Perhaps I can explain this with a quote from a very senior judge, Lord Denning. He said: “This principle was established as long ago as 1670 in a celebrated case of the Quakers, William Penn and William Mead. All that they had done was to preach in London on a Sunday afternoon. They were charged with causing an unlawful and tumultuous assembly there.

“The judge directed the jury to find the Quakers guilty, but they refused. The jury said Penn was guilty of preaching, but not of unlawful assembly. “The judge refused to accept this verdict. He threatened them with all sorts of pains and punishments. He kept them ‘all night without meat, drink, fire, or other accommodation: they had not so much as a chamber pot, though desired’. They still refused to find the Quakers guilty of an unlawful assembly.

“He kept them another night and still they refused. He then commanded each to answer to his name and give his verdict separately. Each gave his verdict ‘Not Guilty’. “For this the judge fined them 40 marks apiece and cast them into prison until it was paid.

“One of them Edward Bushell, thereupon brought his (case) before the Court of the King’s Bench. It was there held that no judge had any right to imprison a juryman for finding against his direction on a point of law; for the judge could never direct what the law was without knowing the facts, and of the facts the jury were the sole judge. The jury were thereupon set free.”
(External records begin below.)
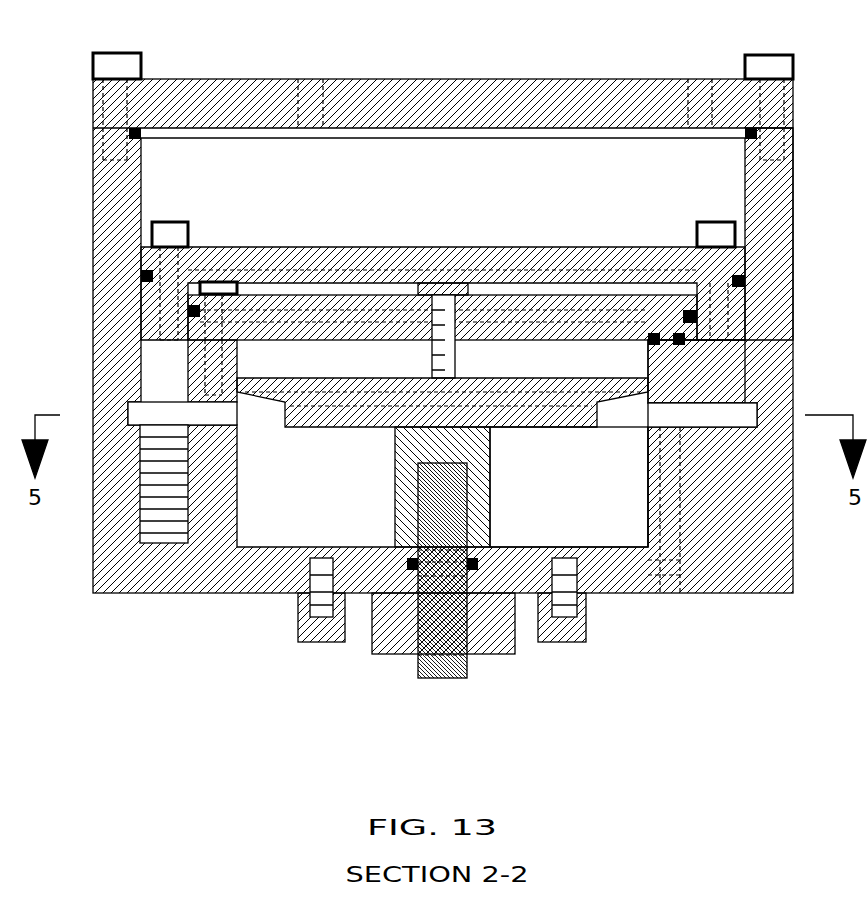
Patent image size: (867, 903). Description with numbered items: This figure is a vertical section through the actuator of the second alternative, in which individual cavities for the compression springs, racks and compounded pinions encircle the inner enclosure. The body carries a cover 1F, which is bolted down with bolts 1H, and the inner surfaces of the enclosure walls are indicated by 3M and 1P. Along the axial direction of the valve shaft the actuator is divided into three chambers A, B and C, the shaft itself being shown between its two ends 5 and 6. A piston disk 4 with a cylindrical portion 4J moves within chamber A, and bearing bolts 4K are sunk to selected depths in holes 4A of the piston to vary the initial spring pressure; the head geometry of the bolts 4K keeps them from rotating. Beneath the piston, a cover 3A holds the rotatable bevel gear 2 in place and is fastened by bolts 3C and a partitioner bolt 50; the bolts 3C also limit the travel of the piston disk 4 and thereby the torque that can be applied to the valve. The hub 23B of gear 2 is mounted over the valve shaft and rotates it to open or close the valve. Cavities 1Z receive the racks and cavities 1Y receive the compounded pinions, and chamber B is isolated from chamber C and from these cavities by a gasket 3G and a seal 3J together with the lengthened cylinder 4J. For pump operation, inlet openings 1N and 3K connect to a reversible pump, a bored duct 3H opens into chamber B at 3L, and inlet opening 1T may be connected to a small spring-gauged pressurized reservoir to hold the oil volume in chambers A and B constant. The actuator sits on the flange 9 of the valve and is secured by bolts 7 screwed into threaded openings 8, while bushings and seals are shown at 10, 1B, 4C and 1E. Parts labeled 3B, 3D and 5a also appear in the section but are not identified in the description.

The cover 1F is at (551, 78).
The inlet opening 1T is at (323, 92).
The bolts 1H is at (120, 53).
The inlet opening 1N is at (687, 105).
The inner surface of enclosure wall 1P is at (740, 136).
The seal 1B is at (742, 215).
The piston disk 4 is at (200, 248).
The cylindrical portion of piston 4J is at (148, 300).
The bearing bolts 4K is at (170, 222).
The bushing 4C is at (745, 281).
The holes in piston 4A is at (697, 316).
The intermediate plate 3B is at (552, 353).
The duct opening 3L is at (665, 297).
The seal 3J is at (745, 338).
The cover 3A is at (405, 290).
The bolts 3C is at (246, 281).
The partitioner bolt 50 is at (443, 367).
The left spacer block 3D is at (238, 364).
The gasket 3G is at (650, 345).
The bevel gear 2 is at (527, 427).
The shaft end 6 is at (467, 462).
The shaft end 5 is at (428, 678).
The shaft seal 5a is at (443, 640).
The hub 23B is at (493, 486).
The bushing 10 is at (414, 652).
The seal 1E is at (363, 643).
The bolts 7 is at (300, 643).
The threaded openings 8 is at (284, 594).
The flange 9 is at (587, 607).
The inlet opening 3K is at (668, 597).
The bored duct 3H is at (647, 495).
The inner surface of enclosure wall 3M is at (647, 452).
The cavities for compounded pinions 1Y is at (158, 370).
The cavities for racks 1Z is at (135, 412).
The chamber A is at (508, 184).
The chamber B is at (310, 213).
The chamber C is at (283, 510).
The freedom that you have is what enables the law, where necessary, to move forward. Justice is the force that underpins and breathes life into the law, and it is your role as the jury to see that justice as you see it is done.

We all know that times change, and what was acceptable in one era may not be acceptable in another. You have heard of how it was once legal to own other people, how it was illegal for women to vote. Well, one way or another, the law will eventually have to change and acknowledge the harm that carbon emissions do to all of us, by making them illegal. The only question is whether the law will catch up in time for there to be anything left to protect.

180 murders

The prosecution have not challenged the facts we presented to you on oath about the consequences of burning coal at Drax. 180 human lives lost every year, species lost forever. There is a direct, unequivocal, proven link between the emissions of carbon dioxide at this power station and the appalling consequences of climate change. That many of those consequences impact on the poor of other nations, or people we don’t know, should not in any way negate the reality of this suffering.

We got on that train to stop those emissions, because all other methods in our democracy were failing. The 22 were found guilty, 7 others had pleaded guilty at the start. They will be sentenced on 4 September.